Pseudovirus Neutralization Assay
Serum neutralization against SARS-CoV-2, SARS-CoV, and WIV1-CoV was assessed using lentiviral particles pseudotyped with the respective spike proteins as previously described (8, 9). Lentiviral particles were produced via transient transfection of 293T cells. The titers of viral supernatants were determined via flow cytometry on 293T-ACE2 cells (66) and via the HIV-1 p24CA antigen capture assay (Leidos Biomedical Research, Inc.). Assays were performed in 384-well plates (Grenier) using a Fluent Automated Workstation (Tecan). For mouse sera, samples were initially diluted 1:9, with subsequent serial 3-fold dilutions. For human and mouse sera that had previously been adsorbed, the adsorbed sample was used at an initial 1:3 dilution, and serial 3-fold dilutions were performed. Serum sample volume in each well was 20 μL, and 20 μL of pseudovirus containing 125 infectious units was added. The combination was incubated for 60 minutes at room temperature. Afterwards, 10,000 293T-ACE2 cells (66) in 20 μL of media containing 15 μg/mL polybrene was added. The plates were then incubated at 37°C for 60-72 hours.

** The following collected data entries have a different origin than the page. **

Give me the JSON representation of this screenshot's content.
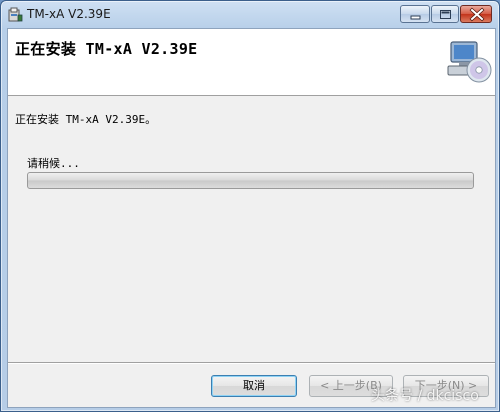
{
  "window": {
    "title": "TM-xA V2.39E",
    "icon": "installer-icon",
    "controls": {
      "minimize_icon": "minimize-icon",
      "maximize_icon": "maximize-icon",
      "close_icon": "close-icon"
    }
  },
  "banner": {
    "title": "正在安装 TM-xA V2.39E",
    "graphic": "computer-cd-icon"
  },
  "body": {
    "status": "正在安装 TM-xA V2.39E。",
    "wait_label": "请稍候...",
    "progress": {
      "value": 0.0
    }
  },
  "buttons": {
    "cancel": "取消",
    "back": "< 上一步(B)",
    "next": "下一步(N) >"
  },
  "watermark": "头条号 / dkcisco",
  "colors": {
    "titlebar": "#b9d1ea",
    "close_button": "#c7402a",
    "default_button_border": "#3c7fb1",
    "disabled_text": "#8a8a8a"
  }
}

A previously described assay buffer was used to lyse the cells (68). A Spectramax L luminometer (Molecular Devices) was used to quantify luciferase expression. Percent neutralization at each serum concentration was determined by subtracting background luminescence from cells only sample wells, then dividing by luminescence of wells with only virus and cells. GraphPad Prism was used to fit nonlinear regressions to the data, which allowed IC50 values to be calculated using the interpolated 50% inhibitory concentration. IC50 values were calculated for all samples with a neutralization value of at least 80% at the highest serum concentration.
Phylogenetic Trees
Prior to generating phylogenetic trees, alignments were generated via ClustalOmega. Phylogenetic trees were then generated using those alignments as inputs into a neighbor-joining algorithm via ClustalW2. All settings were left as default.
Statistical Analysis
Statistical analyses and curve fitting were performed using GraphPad Prism (version 9). To compare two populations of continuous variables without evidence of conforming to a normal distribution, the non-parametric two-tailed Mann-Whitney U test was used. To compare multiple populations meeting this description, the Kruskal-Wallis test was used with post hoc analysis using Dunn’s multiple comparison testing. The ratio paired t-test was used to compare two populations with evidence of normality. P values were corrected for multiple comparisons, and a p value < 0.05 was considered significant.
Funding
We acknowledge funding from NIH R01s AI146779 (AGS), AI124378, AI137057 and AI153098 (DL), and a Massachusetts Consortium on Pathogenesis Readiness (MassCPR) grant (AGS); training grants: NIGMS T32 GM007753 (BMH and TMC); T32 AI007245 (JF); F31 Al138368 (MS). A.B.B. is supported by the National Institutes for Drug Abuse (NIDA) Avenir New Innovator Award DP2DA040254, the MGH Transformative Scholars Program as well as funding from the Charles H. Hood Foundation. This independent research was supported by the Gilead Sciences Research Scholars Program in HIV.
Author contributions
Conceptualization, BMH, MS, JF, TMC, DL, AGS; Methodology, BMH, ECL, TMC, ABB, DL, AGS; Investigation, BMH, MS, ECL, KSD, JF, ASY, TK; Writing – Original Draft, BMH and AGS; Writing – Review and Editing, all authors; Funding Acquisition, ABB, DL, AGS; Supervision, ABB, DL, AGS.
Competing interests
Authors declare no competing interests.
Data and materials availability
All data is available in the main text or in the supplementary materials.
Acknowledgments
We thank members of the Schmidt and Lingwood Laboratories for helpful discussions. We thank Dr. Jason McLellan from University of Texas, Austin for the spike plasmid. We thank Nir Hacohen and Michael Farzan for the kind gift of the ACE2 expressing 293T cells to ABB.